Anglo-Irish philanthropist, writer, and traveller

Sarah Maud Goff Heckford (30 June 1839 – 17 April 1903) was an Anglo-Irish philanthropist, writer, and traveller. She was co-founder of an East London hospital for women and children, and author of A Lady Trader in the Transvaal (1882).

==Early life==
Sarah Maud Goff was born in Blackrock, Dublin, the daughter of William Goff and Mary Clibborn.
Her father was a banker. Sarah Goff survived tuberculosis as a child, with lasting effects on her posture and gait. By the time she was ten years old, both her parents and her eldest sister had died, and she was living in the care of an aunt and under the guardianship of an uncle, first in Switzerland, then in Paris, and finally in London.

==Career==
Sarah Maud Goff inherited enough money to live fairly independently in Belgravia, with her older sister, Anne. Sarah and Anne both volunteered as nurses during the cholera epidemic in 1866. Soon after, she co-founded the East London Hospital for Children and Dispensary for Women with her new husband. Dr. Elizabeth Garrett Anderson was a visiting physician there and Charles Dickens publicized the Heckfords' work in two chapters titled "A Small Star in the East". and "On An Amateur Beat" in his "Uncommercial Traveller". The hospital merged with other institutions and from 1942 was known as the Queen Elizabeth Hospital for Children.

After she was widowed, she continued working on expanding the hospital's offerings, and wrote her first book, The Life of Christ and its Bearing on the Doctrines of Communism (1873).

She set off to travel after hospital business was settled, first to Naples (where her daughter married), then to India, where she worked as an informal medical missionary treating women (see Zenana mission). She moved to South Africa in 1878, hoping to become a farmer, but she discovered that she had been cheated in her arrangements, and took a position as a governess for two years instead. With her earnings she bought a cart and oxen and had some success as an itinerant trader, which she wrote about in another book, A Lady Trader in the Transvaal (1882). She went back to London to publish her first novel, Excelsior (1884), and another book, The Story of the East London Hospital (1887).

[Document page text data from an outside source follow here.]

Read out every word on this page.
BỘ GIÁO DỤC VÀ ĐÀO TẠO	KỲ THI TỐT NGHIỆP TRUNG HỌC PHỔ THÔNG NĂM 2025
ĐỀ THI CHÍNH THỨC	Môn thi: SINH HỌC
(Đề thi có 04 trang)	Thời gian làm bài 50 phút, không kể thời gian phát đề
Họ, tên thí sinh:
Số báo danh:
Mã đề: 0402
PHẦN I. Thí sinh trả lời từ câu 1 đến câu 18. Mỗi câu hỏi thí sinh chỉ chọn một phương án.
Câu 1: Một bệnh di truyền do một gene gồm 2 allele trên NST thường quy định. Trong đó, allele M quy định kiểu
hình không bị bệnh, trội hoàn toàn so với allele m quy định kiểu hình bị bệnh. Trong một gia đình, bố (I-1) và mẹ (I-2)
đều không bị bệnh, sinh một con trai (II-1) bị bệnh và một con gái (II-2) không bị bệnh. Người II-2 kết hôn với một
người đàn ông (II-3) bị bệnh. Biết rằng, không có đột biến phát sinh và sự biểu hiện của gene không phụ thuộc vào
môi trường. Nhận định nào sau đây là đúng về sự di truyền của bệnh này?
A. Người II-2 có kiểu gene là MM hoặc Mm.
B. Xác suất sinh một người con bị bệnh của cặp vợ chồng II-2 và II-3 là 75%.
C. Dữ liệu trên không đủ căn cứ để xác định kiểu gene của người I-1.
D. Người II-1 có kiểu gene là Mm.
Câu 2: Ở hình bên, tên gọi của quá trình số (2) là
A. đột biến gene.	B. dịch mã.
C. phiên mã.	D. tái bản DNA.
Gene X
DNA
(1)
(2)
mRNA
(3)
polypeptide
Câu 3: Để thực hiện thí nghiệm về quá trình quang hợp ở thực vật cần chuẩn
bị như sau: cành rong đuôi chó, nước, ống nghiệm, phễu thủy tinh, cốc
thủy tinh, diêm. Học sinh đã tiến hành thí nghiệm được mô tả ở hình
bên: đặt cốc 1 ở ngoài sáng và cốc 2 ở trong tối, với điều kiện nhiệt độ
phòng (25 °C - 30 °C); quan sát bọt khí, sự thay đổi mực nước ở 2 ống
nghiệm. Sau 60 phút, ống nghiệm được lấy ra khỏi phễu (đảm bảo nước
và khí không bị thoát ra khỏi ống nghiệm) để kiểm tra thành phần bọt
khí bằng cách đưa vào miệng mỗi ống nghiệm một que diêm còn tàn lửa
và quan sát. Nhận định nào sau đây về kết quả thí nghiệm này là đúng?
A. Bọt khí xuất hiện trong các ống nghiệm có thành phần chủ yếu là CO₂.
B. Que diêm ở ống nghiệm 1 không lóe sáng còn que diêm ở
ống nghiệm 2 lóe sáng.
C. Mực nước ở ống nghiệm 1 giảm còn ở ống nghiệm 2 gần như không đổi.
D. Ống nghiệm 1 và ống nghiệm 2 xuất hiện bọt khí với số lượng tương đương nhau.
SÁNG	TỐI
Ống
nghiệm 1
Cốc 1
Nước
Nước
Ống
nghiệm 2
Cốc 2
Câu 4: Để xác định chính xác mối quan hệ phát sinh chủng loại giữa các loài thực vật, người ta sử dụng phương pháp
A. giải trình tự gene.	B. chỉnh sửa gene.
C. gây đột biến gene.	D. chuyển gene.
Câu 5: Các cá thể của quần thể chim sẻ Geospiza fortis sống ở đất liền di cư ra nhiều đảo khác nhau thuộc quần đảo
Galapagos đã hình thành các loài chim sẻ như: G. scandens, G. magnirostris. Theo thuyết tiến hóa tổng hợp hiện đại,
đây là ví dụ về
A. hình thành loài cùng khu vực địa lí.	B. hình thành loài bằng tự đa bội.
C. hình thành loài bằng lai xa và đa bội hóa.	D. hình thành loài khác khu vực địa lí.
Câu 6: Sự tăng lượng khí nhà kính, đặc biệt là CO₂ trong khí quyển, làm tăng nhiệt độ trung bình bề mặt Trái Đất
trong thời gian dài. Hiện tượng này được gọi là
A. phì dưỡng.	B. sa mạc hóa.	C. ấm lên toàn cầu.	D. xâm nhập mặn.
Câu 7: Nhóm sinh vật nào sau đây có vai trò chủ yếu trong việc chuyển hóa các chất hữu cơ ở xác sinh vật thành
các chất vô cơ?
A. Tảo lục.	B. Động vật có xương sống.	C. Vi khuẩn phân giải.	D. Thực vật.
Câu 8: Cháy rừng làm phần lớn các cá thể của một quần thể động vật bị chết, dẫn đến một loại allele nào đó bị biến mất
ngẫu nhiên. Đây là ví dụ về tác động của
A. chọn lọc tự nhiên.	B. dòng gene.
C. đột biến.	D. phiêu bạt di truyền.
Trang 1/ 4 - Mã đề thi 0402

She spent her later years in South Africa, starting a new farm in Soutpansberg, and trying her hand at gold mining (the subject of her next book, True Transvaal Tales). She went back to governess work in the late 1890s, and as a harmless-seeming sixty-year-old lady, carried messages for the English during the South African War. In Pretoria, she wrote a study, Report on the educational needs of the Transvaal Colony from the Transvaal Women's Educational Union to the education department of the colony (1901). She gave lectures on a trip to London on South Africa, particularly encouraging teachers to emigrate there (see Women's Emigration Society).

==Personal life==
Sarah Maud Goff married Nathaniel Heckford, a doctor she met while nursing during the 1866 cholera outbreak, in 1867. She was widowed when he died in 1870, from tuberculosis. She raised an adopted daughter, Marian. Sarah Maud Heckford died in 1903, aged 63 years, in Pretoria.

A full-length biography of Sarah Maud Heckford was published in 1979.